Bashkirtseff

Dimanche 22 avril 1883

Orig

# Dimanche 22 avril 1883

Il n'y a eu deux pastels reçus avec n° 1. Le mien et celui de Breslau.

Le tableau de Breslau n'est pas sur la cimaise. Mais son portrait de la fille de l'administrateur du "Figaro" est sur la cimaise.

Mon tableau n'est pas sur la cimaise non plus, mais Tony assure qu'on le voit très bien et que le tableau qui est dessous n'est pas grand. La tète d'irma est sur la cimaise et dans un angle, par conséquent place d'honneur. Enfin il dit que j'ai une bonne exposition.

Seulement comme le tableau n'est pas sur la cimaise Machiavel me souffle un moyen. Je viens d'écrire à l'excellent, au naïf architecte une lettre ou je lui dis qu'il se trame contre moi une machination dont le résultat serait quelques lignes désobligeantes de Wolff sur mon exposition.

Wolff ne me connaît pas et n'aura pas de raison pour ne pas accueillir ces renseignements d'autant plus qu'ils lui seront fournis par un monsieur qui... Mais c'est trop long à expliquer. Enfin vous qui connaissez Wollf si vous pouviez parer ce coup bien monté etc. N'est-ce pas abominable d'avoir à lutter contre tant de malveillance avant même d'avoir du talent. Ça donne envie d'enrager le monde et je voudrais bien avoir du talent et des articles ! Ce n'est pas chrétien mais tant pis !

Nous verrons si ça servira à quelque chose. C'est écrit avec une mauvaise plume, il y a des pâtés, enfin j'ai l'air d'être en proie à une vive émotion.

Comme presque tous les soirs il y a du monde à dîner, les Engelhardt, Dusautoy, ou la princesse ou, tout ça ensemble. Je les écoute et me dis que voilà des gens qui ne font rien et qui passent leur vie à dire des niaiseries ou des potins.
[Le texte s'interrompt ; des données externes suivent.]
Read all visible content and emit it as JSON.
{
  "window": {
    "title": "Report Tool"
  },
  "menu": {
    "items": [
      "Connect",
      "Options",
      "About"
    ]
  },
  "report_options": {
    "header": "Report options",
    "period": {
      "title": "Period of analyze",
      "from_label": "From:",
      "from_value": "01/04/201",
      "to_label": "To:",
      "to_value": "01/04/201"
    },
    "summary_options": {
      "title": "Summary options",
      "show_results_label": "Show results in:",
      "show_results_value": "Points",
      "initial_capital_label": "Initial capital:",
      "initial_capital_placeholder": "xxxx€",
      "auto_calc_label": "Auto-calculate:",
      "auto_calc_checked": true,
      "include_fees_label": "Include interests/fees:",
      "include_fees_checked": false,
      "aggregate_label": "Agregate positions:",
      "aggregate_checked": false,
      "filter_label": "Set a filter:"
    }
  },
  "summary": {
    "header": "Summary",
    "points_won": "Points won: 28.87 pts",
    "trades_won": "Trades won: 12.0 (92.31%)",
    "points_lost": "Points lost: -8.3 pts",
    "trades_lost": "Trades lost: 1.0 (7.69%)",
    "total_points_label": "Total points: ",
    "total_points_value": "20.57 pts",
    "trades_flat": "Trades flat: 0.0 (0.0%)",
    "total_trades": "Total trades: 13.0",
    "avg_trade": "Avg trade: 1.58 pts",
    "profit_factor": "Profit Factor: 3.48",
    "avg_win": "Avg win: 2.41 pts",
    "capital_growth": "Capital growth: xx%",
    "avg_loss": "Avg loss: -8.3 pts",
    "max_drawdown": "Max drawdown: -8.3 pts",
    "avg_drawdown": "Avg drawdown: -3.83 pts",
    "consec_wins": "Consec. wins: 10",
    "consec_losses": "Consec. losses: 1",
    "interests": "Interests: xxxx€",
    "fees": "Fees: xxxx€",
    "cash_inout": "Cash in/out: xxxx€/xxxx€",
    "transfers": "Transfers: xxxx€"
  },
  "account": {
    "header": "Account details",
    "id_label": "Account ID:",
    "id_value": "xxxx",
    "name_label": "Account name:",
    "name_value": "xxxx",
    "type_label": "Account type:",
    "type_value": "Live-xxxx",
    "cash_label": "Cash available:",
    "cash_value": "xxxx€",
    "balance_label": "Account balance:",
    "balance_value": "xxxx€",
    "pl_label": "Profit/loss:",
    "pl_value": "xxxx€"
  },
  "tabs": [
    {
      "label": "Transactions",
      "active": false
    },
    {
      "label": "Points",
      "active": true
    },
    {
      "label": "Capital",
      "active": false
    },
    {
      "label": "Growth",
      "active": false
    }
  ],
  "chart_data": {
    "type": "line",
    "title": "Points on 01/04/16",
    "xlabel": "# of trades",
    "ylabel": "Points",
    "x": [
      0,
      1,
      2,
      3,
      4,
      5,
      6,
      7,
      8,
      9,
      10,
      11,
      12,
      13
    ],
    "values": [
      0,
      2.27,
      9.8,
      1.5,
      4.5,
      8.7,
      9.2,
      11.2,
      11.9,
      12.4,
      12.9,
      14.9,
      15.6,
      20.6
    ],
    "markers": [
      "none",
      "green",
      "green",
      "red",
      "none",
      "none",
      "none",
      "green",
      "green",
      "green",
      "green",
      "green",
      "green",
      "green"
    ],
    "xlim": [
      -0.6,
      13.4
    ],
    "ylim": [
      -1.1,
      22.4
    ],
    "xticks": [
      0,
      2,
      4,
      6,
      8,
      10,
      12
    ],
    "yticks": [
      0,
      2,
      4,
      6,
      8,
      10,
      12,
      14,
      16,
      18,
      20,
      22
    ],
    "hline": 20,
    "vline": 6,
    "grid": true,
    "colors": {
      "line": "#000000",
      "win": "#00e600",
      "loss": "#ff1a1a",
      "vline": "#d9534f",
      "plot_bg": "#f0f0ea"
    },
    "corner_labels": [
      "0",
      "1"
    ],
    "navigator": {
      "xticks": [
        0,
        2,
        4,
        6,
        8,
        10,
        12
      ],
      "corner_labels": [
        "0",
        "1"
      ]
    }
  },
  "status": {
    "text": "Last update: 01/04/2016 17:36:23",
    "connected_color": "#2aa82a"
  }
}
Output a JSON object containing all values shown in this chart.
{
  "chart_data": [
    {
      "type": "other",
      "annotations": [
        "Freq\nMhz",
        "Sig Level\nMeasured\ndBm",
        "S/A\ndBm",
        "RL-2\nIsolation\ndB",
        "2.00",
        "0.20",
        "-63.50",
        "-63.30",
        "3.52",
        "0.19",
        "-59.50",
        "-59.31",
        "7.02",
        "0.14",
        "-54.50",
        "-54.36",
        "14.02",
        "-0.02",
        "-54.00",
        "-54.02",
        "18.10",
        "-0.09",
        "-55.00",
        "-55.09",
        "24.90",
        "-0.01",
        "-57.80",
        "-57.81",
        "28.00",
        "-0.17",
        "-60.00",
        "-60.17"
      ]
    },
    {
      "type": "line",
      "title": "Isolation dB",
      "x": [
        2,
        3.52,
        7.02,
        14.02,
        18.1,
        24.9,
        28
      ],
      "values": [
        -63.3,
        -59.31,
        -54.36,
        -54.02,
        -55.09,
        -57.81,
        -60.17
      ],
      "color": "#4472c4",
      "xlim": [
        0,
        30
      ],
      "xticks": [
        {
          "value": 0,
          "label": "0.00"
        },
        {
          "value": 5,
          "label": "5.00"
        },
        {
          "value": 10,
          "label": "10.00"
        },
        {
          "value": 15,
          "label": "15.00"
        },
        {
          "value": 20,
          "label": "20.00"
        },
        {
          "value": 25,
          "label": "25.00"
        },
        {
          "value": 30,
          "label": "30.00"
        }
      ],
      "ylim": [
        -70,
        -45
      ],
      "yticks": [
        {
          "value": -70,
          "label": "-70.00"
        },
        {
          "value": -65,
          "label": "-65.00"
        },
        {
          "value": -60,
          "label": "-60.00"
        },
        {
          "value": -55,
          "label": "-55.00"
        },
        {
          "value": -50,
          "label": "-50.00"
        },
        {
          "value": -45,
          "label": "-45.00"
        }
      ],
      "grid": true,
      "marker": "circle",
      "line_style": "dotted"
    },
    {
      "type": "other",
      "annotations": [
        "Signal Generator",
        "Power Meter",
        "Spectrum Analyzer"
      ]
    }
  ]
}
Ils sont plus heureux que moi... Leurs tracas sont autres et ils souffrent autant. Et ils ne jouissent pas autant que moi de tout. Une quantité de choses leur échappent, des riens, des subtilités, des reflets qui sont pour moi un champ d'observations et une source de plaisirs inconnus du vulgaire. Mais aussi je [Mots noircis: suis peut] être plus sujette que beaucoup à ces contemplations, des grandeurs de la nature autant que des mille détails de Paris. Un passant, une expression d'yeux d'enfants ou de femme, une annonce, que sais-je ? quand je vais au Louvre, traverser la cour, monter l'escalier par le sillon tracé par les millions de pieds qui l'ont foulé; ouvrir cette porte, et les gens que l'on y rencontre, on leur prête des histoires, on les suit dans leur être intime, on se représente leur vie; en un instant, puis d'autres pensées, d'autres impressions... Tout cela s'enchaîne et tout cela est divers. Il y a là sujet à ... Est-ce que je sais. Et si depuis ce grand malheur je suis moins que tout le monde, il y a peut-être des compensations...

Oh ! Non. Tout le monde le sait et la première chose que l'on doit dire en me nommant: elle est un peu sourde vous savez ? - Je ne sais comment je puis l'écrire.